Notibras

Bater o martelo de justiça mal feita é avalizar a injustiça

A prisão de um ex-presidente da República é um fato que transcende a figura do indivíduo. Não se trata apenas de uma biografia marcada por processos ou sentenças, mas de um acontecimento que projeta sua sombra sobre a imagem internacional do país e sobre a própria confiança interna nas instituições. É inevitável que a detenção de quem já exerceu o mais alto cargo da nação se converta em símbolo, seja para demonstrar força da lei, seja para expor as fragilidades do sistema judicial.

Há quem sustente que a prisão de um presidente seria demonstração de maturidade democrática. A narrativa é sedutora: ninguém estaria acima da lei. Contudo, na prática, essa leitura é simplista. O que deveria ser um gesto de afirmação do Estado de Direito frequentemente se transforma em espetáculo, com efeitos danosos para a percepção externa do país e para a coesão interna.

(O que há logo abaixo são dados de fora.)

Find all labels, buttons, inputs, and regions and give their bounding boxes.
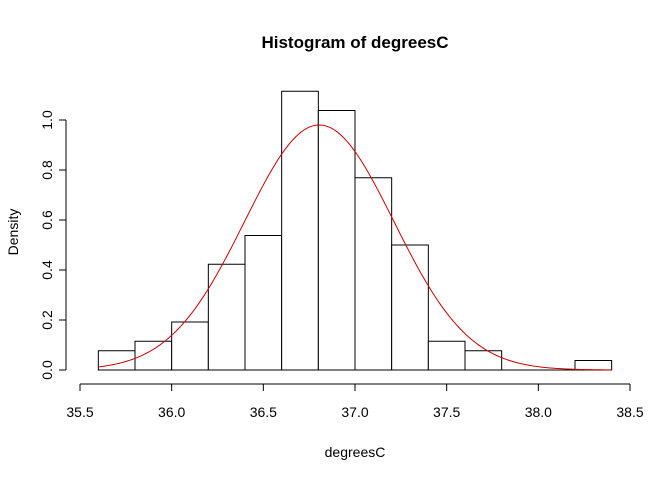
chart-title: Histogram of degreesC [261,33,448,52]
histogram-bar-13 [574,360,613,371]
x-axis-label: degreesC [325,444,386,460]
histogram-bar-3 [207,263,246,371]
y-tick-label: 1.0 [39,110,55,130]
x-tick-label: 35.5 [66,404,93,420]
x-tick-label: 36.5 [250,404,277,420]
density-curve [98,124,612,371]
x-axis: 35.5 36.0 36.5 37.0 37.5 38.0 38.5 [66,383,644,420]
y-axis: 0.0 0.2 0.4 0.6 0.8 1.0 [39,110,67,380]
histogram-bar-9 [427,340,466,371]
y-tick-label: 0.4 [39,260,55,280]
histogram-bar-10 [464,350,503,371]
histogram-bar-4 [244,235,283,371]
histogram-bar-2 [171,321,209,371]
y-tick-label: 0.0 [39,360,55,380]
histogram-bar-6 [317,110,356,371]
y-tick-label: 0.2 [39,310,55,330]
histogram-bars [97,90,613,371]
x-tick-label: 38.0 [525,404,552,420]
y-tick-label: 0.6 [39,210,55,230]
histogram-bar-5 [281,90,319,371]
y-tick-label: 0.8 [39,160,55,180]
x-tick-label: 38.5 [616,404,643,420]
y-axis-label: Density [5,209,21,256]
x-tick-label: 37.5 [433,404,460,420]
histogram-bar-8 [391,244,429,371]
histogram-bar-7 [354,177,393,371]
x-tick-label: 37.0 [341,404,368,420]
x-tick-label: 36.0 [158,404,185,420]
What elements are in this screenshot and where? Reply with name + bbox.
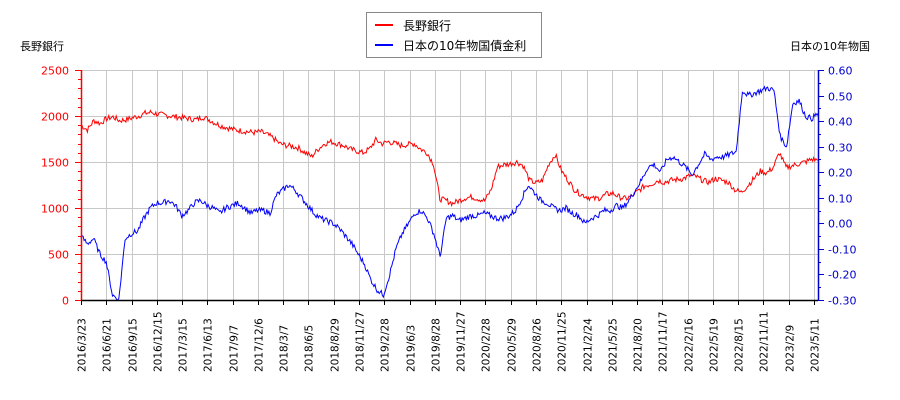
x-tick-label: 2018/3/7 (279, 325, 291, 372)
legend-swatch-blue (375, 44, 393, 46)
x-tick-label: 2018/8/29 (330, 318, 342, 372)
x-tick-label: 2022/5/19 (709, 318, 721, 372)
x-tick-label: 2017/12/6 (254, 318, 266, 372)
x-tick-label: 2023/5/11 (810, 318, 822, 372)
x-tick-label: 2019/11/27 (456, 311, 468, 372)
x-tick-label: 2020/5/29 (507, 318, 519, 372)
y-left-tick-label: 500 (48, 249, 69, 262)
x-tick-label: 2019/2/28 (380, 318, 392, 372)
y-right-tick-label: -0.10 (828, 244, 856, 257)
y-right-tick-label: -0.30 (828, 295, 856, 308)
x-tick-label: 2017/6/13 (203, 318, 215, 372)
left-axis-title: 長野銀行 (20, 40, 64, 53)
x-tick-label: 2020/2/28 (481, 318, 493, 372)
grid-lines (81, 70, 818, 300)
x-tick-label: 2022/8/15 (734, 318, 746, 372)
y-left-tick-label: 1500 (41, 157, 69, 170)
x-tick-label: 2016/9/15 (128, 318, 140, 372)
x-tick-label: 2021/2/24 (583, 318, 595, 372)
y-right-tick-label: 0.40 (828, 116, 853, 129)
y-left-tick-label: 0 (62, 295, 69, 308)
series-line-nagano-bank (80, 109, 819, 208)
x-tick-label: 2023/2/9 (785, 325, 797, 372)
y-right-tick-label: 0.50 (828, 91, 853, 104)
legend-item-nagano-bank: 長野銀行 (375, 16, 451, 34)
x-tick-label: 2021/8/20 (633, 318, 645, 372)
y-right-tick-label: 0.60 (828, 65, 853, 78)
y-right-tick-label: 0.00 (828, 218, 853, 231)
y-right-tick-label: 0.20 (828, 167, 853, 180)
y-left-tick-label: 2000 (41, 111, 69, 124)
x-tick-label: 2020/8/26 (532, 318, 544, 372)
series-line-jgb-10y (80, 85, 819, 301)
x-tick-label: 2016/6/21 (102, 318, 114, 372)
series-layer (80, 85, 819, 301)
y-right-tick-label: -0.20 (828, 269, 856, 282)
y-left-tick-label: 1000 (41, 203, 69, 216)
legend-label: 日本の10年物国債金利 (403, 38, 527, 53)
legend-label: 長野銀行 (403, 18, 452, 33)
right-axis-title: 日本の10年物国 (790, 40, 870, 53)
x-tick-label: 2021/5/25 (608, 318, 620, 372)
x-tick-label: 2017/9/7 (229, 325, 241, 372)
x-tick-label: 2017/3/15 (178, 318, 190, 372)
legend-item-jgb-10y: 日本の10年物国債金利 (375, 36, 526, 54)
x-tick-label: 2016/12/15 (153, 311, 165, 372)
x-tick-label: 2019/8/28 (431, 318, 443, 372)
x-tick-label: 2016/3/23 (77, 318, 89, 372)
axes: 2016/3/23 2016/6/21 2016/9/15 2016/12/15 201… (41, 65, 856, 373)
x-tick-label: 2018/11/27 (355, 311, 367, 372)
x-tick-label: 2022/2/16 (684, 318, 696, 372)
x-tick-label: 2022/11/11 (759, 311, 771, 372)
y-right-tick-label: 0.10 (828, 193, 853, 206)
x-tick-label: 2021/11/17 (658, 311, 670, 372)
y-right-tick-label: 0.30 (828, 142, 853, 155)
x-tick-label: 2020/11/25 (557, 311, 569, 372)
x-tick-label: 2019/6/3 (406, 325, 418, 372)
chart-legend: 長野銀行 日本の10年物国債金利 (366, 12, 542, 58)
legend-swatch-red (375, 24, 393, 26)
x-tick-label: 2018/6/5 (304, 325, 316, 372)
y-left-tick-label: 2500 (41, 65, 69, 78)
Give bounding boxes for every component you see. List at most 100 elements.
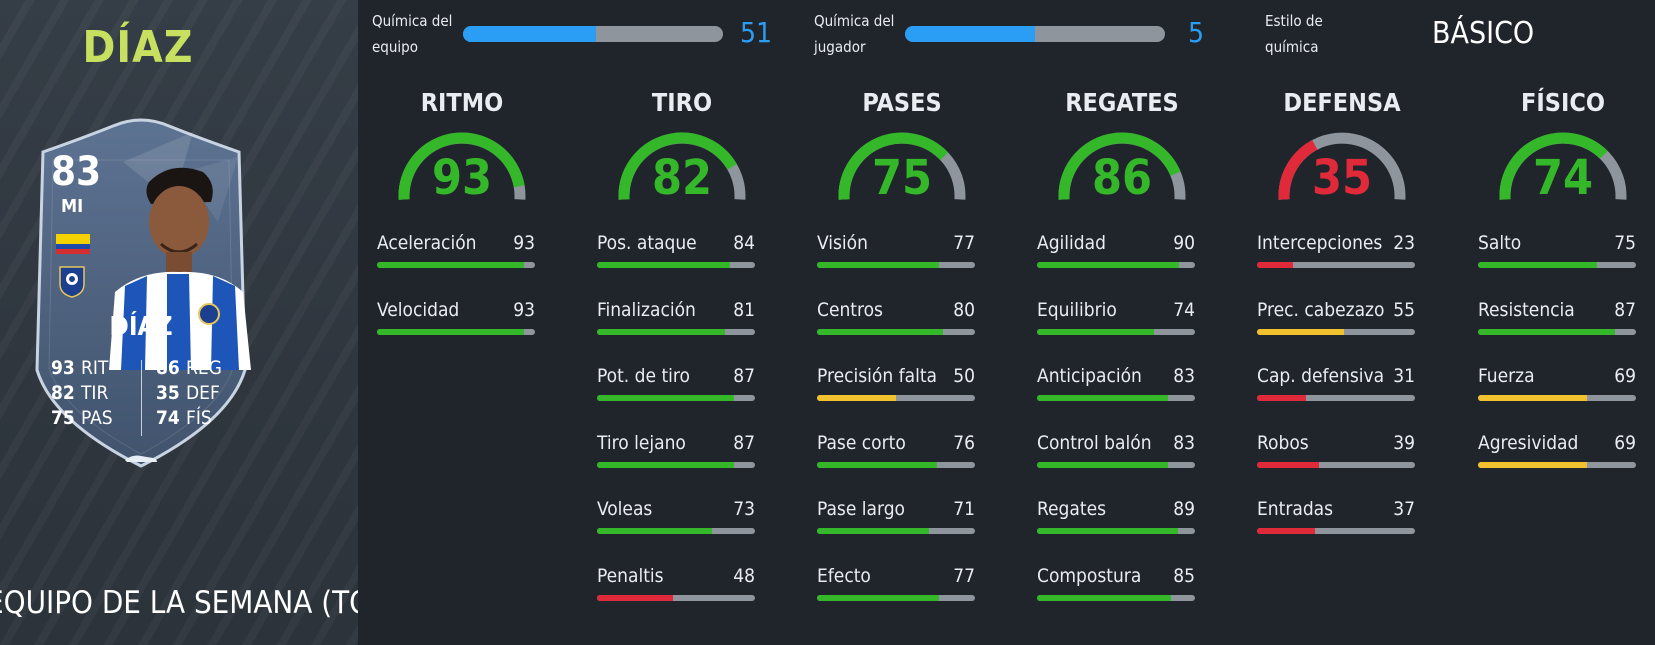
stat-bar — [817, 528, 975, 534]
card-stat: 74 FÍS — [156, 407, 212, 429]
stat-row[interactable]: Penaltis 48 — [597, 565, 755, 605]
stat-row[interactable]: Compostura 85 — [1037, 565, 1195, 605]
stat-bar — [817, 461, 975, 468]
stat-row[interactable]: Voleas 73 — [597, 498, 755, 538]
stat-bar-fill — [1037, 395, 1169, 401]
stat-value: 48 — [733, 564, 755, 587]
stat-row[interactable]: Agilidad 90 — [1037, 232, 1195, 272]
stat-row[interactable]: Aceleración 93 — [377, 232, 535, 272]
stat-name: Tiro lejano — [597, 431, 686, 454]
category-rating: 35 — [1311, 150, 1373, 206]
stat-row[interactable]: Regates 89 — [1037, 498, 1195, 538]
stat-row[interactable]: Salto 75 — [1478, 232, 1636, 272]
stat-name: Fuerza — [1478, 365, 1535, 387]
stat-name: Penaltis — [597, 564, 664, 587]
stat-bar — [817, 328, 975, 335]
gauge-fill — [1499, 132, 1608, 200]
stat-bar — [1037, 262, 1195, 268]
stat-value: 77 — [953, 564, 975, 587]
gauge-fill — [618, 132, 737, 200]
stat-row[interactable]: Centros 80 — [817, 299, 975, 339]
stat-bar-fill — [597, 528, 713, 534]
stat-row[interactable]: Velocidad 93 — [377, 299, 535, 339]
stat-name: Regates — [1037, 498, 1106, 520]
category-rating: 86 — [1091, 150, 1153, 206]
stat-row[interactable]: Pot. de tiro 87 — [597, 365, 755, 405]
stat-row[interactable]: Precisión falta 50 — [817, 365, 975, 405]
stat-bar-fill — [1478, 328, 1616, 335]
stat-row[interactable]: Tiro lejano 87 — [597, 432, 755, 472]
stat-name: Pase corto — [817, 431, 906, 454]
stat-row[interactable]: Pase largo 71 — [817, 498, 975, 538]
stat-bar — [377, 328, 535, 335]
stat-row[interactable]: Finalización 81 — [597, 299, 755, 339]
stat-bar-fill — [1257, 395, 1306, 401]
stat-value: 90 — [1173, 232, 1195, 254]
stat-bar — [817, 594, 975, 601]
stat-name: Finalización — [597, 298, 696, 321]
player-photo — [109, 167, 251, 370]
category-title: DEFENSA — [1283, 88, 1401, 117]
stat-row[interactable]: Pos. ataque 84 — [597, 232, 755, 272]
player-chemistry-label: Química del jugador — [814, 12, 895, 56]
stat-row[interactable]: Prec. cabezazo 55 — [1257, 299, 1415, 339]
stat-row[interactable]: Resistencia 87 — [1478, 299, 1636, 339]
stat-bar-fill — [817, 461, 938, 468]
stat-row[interactable]: Intercepciones 23 — [1257, 232, 1415, 272]
stat-name: Precisión falta — [817, 365, 938, 387]
stat-row[interactable]: Visión 77 — [817, 232, 975, 272]
stat-row[interactable]: Robos 39 — [1257, 432, 1415, 472]
gauge-fill — [398, 132, 525, 200]
stat-value: 77 — [953, 232, 975, 254]
stat-row[interactable]: Entradas 37 — [1257, 498, 1415, 538]
stat-value: 69 — [1614, 431, 1636, 454]
category-gauge — [1058, 132, 1186, 200]
stat-bar-fill — [1037, 594, 1172, 601]
card-stat: 93 RIT — [51, 357, 109, 379]
stat-bar-fill — [1478, 395, 1588, 401]
stat-bar — [1257, 328, 1415, 335]
category-rating: 75 — [871, 150, 933, 206]
stat-value: 93 — [513, 298, 535, 321]
stat-name: Aceleración — [377, 232, 477, 254]
card-stats-left: 93 RIT 82 TIR 75 PAS — [51, 356, 113, 431]
stat-row[interactable]: Fuerza 69 — [1478, 365, 1636, 405]
stat-bar — [1037, 395, 1195, 401]
stat-bar-fill — [597, 328, 725, 335]
stat-value: 23 — [1393, 232, 1415, 254]
category-title: PASES — [862, 88, 942, 117]
stat-bar — [597, 395, 755, 401]
stat-value: 76 — [953, 431, 975, 454]
stat-name: Voleas — [597, 498, 653, 520]
card-stat: 75 PAS — [51, 407, 113, 429]
stat-row[interactable]: Anticipación 83 — [1037, 365, 1195, 405]
stat-row[interactable]: Control balón 83 — [1037, 432, 1195, 472]
category-gauge — [1499, 132, 1627, 200]
stat-bar-fill — [597, 594, 673, 601]
stat-bar — [597, 461, 755, 468]
stat-row[interactable]: Efecto 77 — [817, 565, 975, 605]
stat-name: Prec. cabezazo — [1257, 298, 1385, 321]
stat-row[interactable]: Pase corto 76 — [817, 432, 975, 472]
stat-bar — [1478, 328, 1636, 335]
stat-bar — [1257, 262, 1415, 268]
stat-bar-fill — [1037, 461, 1169, 468]
stat-value: 71 — [953, 498, 975, 520]
stat-bar-fill — [817, 528, 930, 534]
category-title: FÍSICO — [1521, 88, 1605, 117]
category-gauge — [398, 132, 526, 200]
player-chemistry-bar — [905, 26, 1165, 42]
team-chemistry-value: 51 — [740, 16, 773, 49]
stat-row[interactable]: Agresividad 69 — [1478, 432, 1636, 472]
stat-value: 69 — [1614, 365, 1636, 387]
chemistry-style-value[interactable]: BÁSICO — [1432, 16, 1535, 51]
stat-name: Efecto — [817, 564, 871, 587]
player-card[interactable]: 83 MI DÍAZ 93 RIT 82 TIR — [23, 112, 259, 478]
stat-row[interactable]: Equilibrio 74 — [1037, 299, 1195, 339]
stat-bar-fill — [1037, 328, 1154, 335]
stat-row[interactable]: Cap. defensiva 31 — [1257, 365, 1415, 405]
stat-name: Centros — [817, 298, 883, 321]
stat-name: Pase largo — [817, 498, 906, 520]
stat-bar — [1037, 594, 1195, 601]
player-panel: DÍAZ 83 MI — [0, 0, 358, 645]
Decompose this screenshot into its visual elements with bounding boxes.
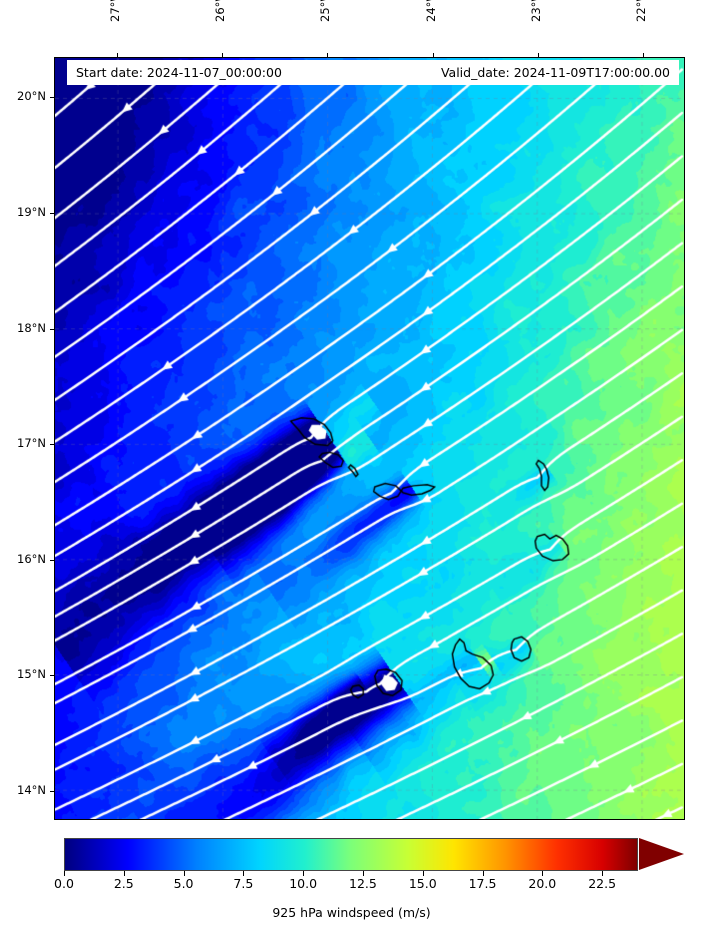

Não se trata de blindar ex-presidentes de sua responsabilidade jurídica, mas de reconhecer que, quando o processo é mal conduzido, a justiça deixa de cumprir sua função e se converte em injustiça.

O Brasil já viveu esse dilema. Luiz Inácio Lula da Silva permaneceu mais de 500 dias encarcerado. Sua liberdade foi restabelecida não porque tivesse sido absolvido, mas porque o Supremo Tribunal Federal reconheceu que seu julgamento não havia respeitado os ritos e garantias processuais devidos. A anulação não apaga a suspeita de erros, mas evidencia que a pressa ou a contaminação política nos julgamentos corroem o sentido de justiça. A consequência foi paradoxal: Lula, depois de preso, voltou a se candidatar e reassumiu a Presidência, com as cicatrizes de um processo falho marcando não apenas sua trajetória, mas a credibilidade das instituições que o julgaram.

Hoje, assiste-se a fenômeno semelhante com Jair Bolsonaro e integrantes de seu núcleo político. Independentemente das convicções individuais sobre sua conduta, a questão que se coloca é se os julgamentos têm obedecido à técnica, à legalidade e às garantias constitucionais. Quando o Judiciário parece ceder ao clamor político ou midiático, instala-se a percepção de politização da Justiça e isso é corrosivo. Não há democracia sólida onde as cortes se transformam em arenas de disputa ideológica.

A justiça mal feita, ainda que movida pela intenção de punir culpados, é sempre uma injustiça. Quando se atropelam prazos, quando se flexibilizam regras probatórias, quando se confundem instâncias, o resultado é a fragilização da própria ideia de imparcialidade. É esse o ponto crucial: não se discute se ex-presidentes podem ou não ser responsabilizados. Devem sê-lo, quando há provas robustas e julgamento regular. O que está em jogo é a forma. Sem ritos e sem respeito à lei, o que se produz é instabilidade, não justiça.

É necessário compreender que a democracia se apoia em instituições sólidas, capazes de julgar até os mais poderosos sem se contaminar por paixões políticas. Se o processo contra Lula mostrou a falência de uma operação judicial que confundiu justiça com militância, o processo contra Bolsonaro e aliados expõe risco semelhante. A história não perdoa esses desvios: a posteridade não verá líderes condenados ou libertos, mas países que falharam em aplicar justiça de modo equilibrado.

A prisão de um presidente da República, quando não amparada por um processo exemplar, arranha a imagem do país perante o mundo. O que poderia ser visto como prova de responsabilidade institucional converte-se em evidência de instabilidade. A democracia não se mede pela quantidade de presidentes encarcerados, mas pela capacidade de julgar com serenidade, sem ceder a pressões, e de aplicar a lei de modo igualitário. É essa a medida da maturidade democrática.